Depends on the size of your database, the structure of your database, the queries you are doing against it, etc. Generally MyISAM is faster, but InnoDB supports record level locking (MyISAM only does table-level locking). So if you are going a lot of queries that are not able to hit indexes and such, using MyISAM can slow things down since additional queries have to wait for the previous one to finish. Generally, a well designed database with well designed queries, MyISAM will be faster.
It depends on your situation data/queryoes/configuration/schema/hardware, run benchmarks with representative data. Then draw your own conclusions.
Usually MYISAM is enough .. very rarely we need to switch to InnoDB. As shown said when we need record level locking. If you need to make it faster use indexing.

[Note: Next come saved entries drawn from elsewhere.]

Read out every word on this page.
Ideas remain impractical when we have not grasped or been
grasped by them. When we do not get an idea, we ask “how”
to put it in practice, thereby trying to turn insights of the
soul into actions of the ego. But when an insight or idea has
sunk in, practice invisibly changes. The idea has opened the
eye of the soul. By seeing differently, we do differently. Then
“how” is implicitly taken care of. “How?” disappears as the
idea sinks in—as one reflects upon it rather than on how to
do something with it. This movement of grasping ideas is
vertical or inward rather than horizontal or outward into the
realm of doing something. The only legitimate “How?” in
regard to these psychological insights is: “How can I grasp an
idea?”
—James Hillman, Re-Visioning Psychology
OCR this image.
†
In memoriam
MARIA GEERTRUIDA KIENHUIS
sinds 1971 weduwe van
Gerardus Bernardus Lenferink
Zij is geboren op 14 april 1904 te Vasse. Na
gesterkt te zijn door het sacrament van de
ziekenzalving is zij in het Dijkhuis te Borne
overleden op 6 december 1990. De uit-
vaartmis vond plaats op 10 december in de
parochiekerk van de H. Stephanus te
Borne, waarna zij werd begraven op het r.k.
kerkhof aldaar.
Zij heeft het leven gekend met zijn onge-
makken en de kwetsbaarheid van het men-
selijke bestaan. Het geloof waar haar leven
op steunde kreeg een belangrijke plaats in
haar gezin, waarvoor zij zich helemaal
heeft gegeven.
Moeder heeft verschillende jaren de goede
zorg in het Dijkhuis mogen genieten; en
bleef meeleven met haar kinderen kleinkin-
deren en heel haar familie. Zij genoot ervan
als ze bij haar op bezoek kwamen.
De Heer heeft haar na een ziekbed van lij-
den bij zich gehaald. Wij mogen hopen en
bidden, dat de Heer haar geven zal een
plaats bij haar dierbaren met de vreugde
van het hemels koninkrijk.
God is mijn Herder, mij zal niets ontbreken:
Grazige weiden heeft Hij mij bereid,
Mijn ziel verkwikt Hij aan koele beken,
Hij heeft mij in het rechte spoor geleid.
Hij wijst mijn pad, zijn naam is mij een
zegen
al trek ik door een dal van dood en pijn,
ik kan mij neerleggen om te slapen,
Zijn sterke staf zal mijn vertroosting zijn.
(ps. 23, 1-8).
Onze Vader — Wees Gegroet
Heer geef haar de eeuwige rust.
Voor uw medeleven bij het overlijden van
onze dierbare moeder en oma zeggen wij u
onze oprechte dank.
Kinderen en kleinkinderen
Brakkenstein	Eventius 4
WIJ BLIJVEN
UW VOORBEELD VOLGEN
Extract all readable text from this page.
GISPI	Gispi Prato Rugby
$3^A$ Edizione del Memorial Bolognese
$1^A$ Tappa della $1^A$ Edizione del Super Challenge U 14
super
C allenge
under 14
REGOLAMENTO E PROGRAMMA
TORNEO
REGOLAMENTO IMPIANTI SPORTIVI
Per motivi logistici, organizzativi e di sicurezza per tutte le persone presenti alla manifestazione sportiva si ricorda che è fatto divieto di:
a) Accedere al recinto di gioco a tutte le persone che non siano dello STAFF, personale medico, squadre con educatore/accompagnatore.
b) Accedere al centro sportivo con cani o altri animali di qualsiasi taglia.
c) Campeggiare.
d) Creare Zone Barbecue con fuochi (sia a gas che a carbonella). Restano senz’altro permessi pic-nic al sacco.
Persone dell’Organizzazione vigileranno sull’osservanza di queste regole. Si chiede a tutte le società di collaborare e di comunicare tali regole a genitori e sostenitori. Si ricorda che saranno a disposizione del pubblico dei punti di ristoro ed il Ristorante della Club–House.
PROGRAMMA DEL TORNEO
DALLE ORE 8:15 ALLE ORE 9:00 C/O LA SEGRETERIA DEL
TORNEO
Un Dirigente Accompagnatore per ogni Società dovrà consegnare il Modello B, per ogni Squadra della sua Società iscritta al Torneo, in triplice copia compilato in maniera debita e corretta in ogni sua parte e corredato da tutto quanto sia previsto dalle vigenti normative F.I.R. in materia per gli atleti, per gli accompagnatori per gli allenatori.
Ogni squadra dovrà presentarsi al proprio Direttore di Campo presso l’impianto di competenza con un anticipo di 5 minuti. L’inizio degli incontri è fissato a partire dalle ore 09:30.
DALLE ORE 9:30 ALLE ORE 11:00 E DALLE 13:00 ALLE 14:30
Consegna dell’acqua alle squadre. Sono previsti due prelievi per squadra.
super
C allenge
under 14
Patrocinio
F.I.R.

Check this out: http://www.mysqlperformanceblog.com/2007/01/08/innodb-vs-myisam-vs-falcon-benchmarks-part-1 I prefer InnoDB to MyISAM for many reasons, one being that I can usually get better performance from it. I also use foreign keys regularly which are not available without some trigger hacks in MyISAM. Trying to formulating a workable backup plan on MyISAM is almost impossible once your tables get large (Full database locks are not a customer-friendly idea on a production DB). Lastly, MyISAM databases will almost always get corrupted at some point.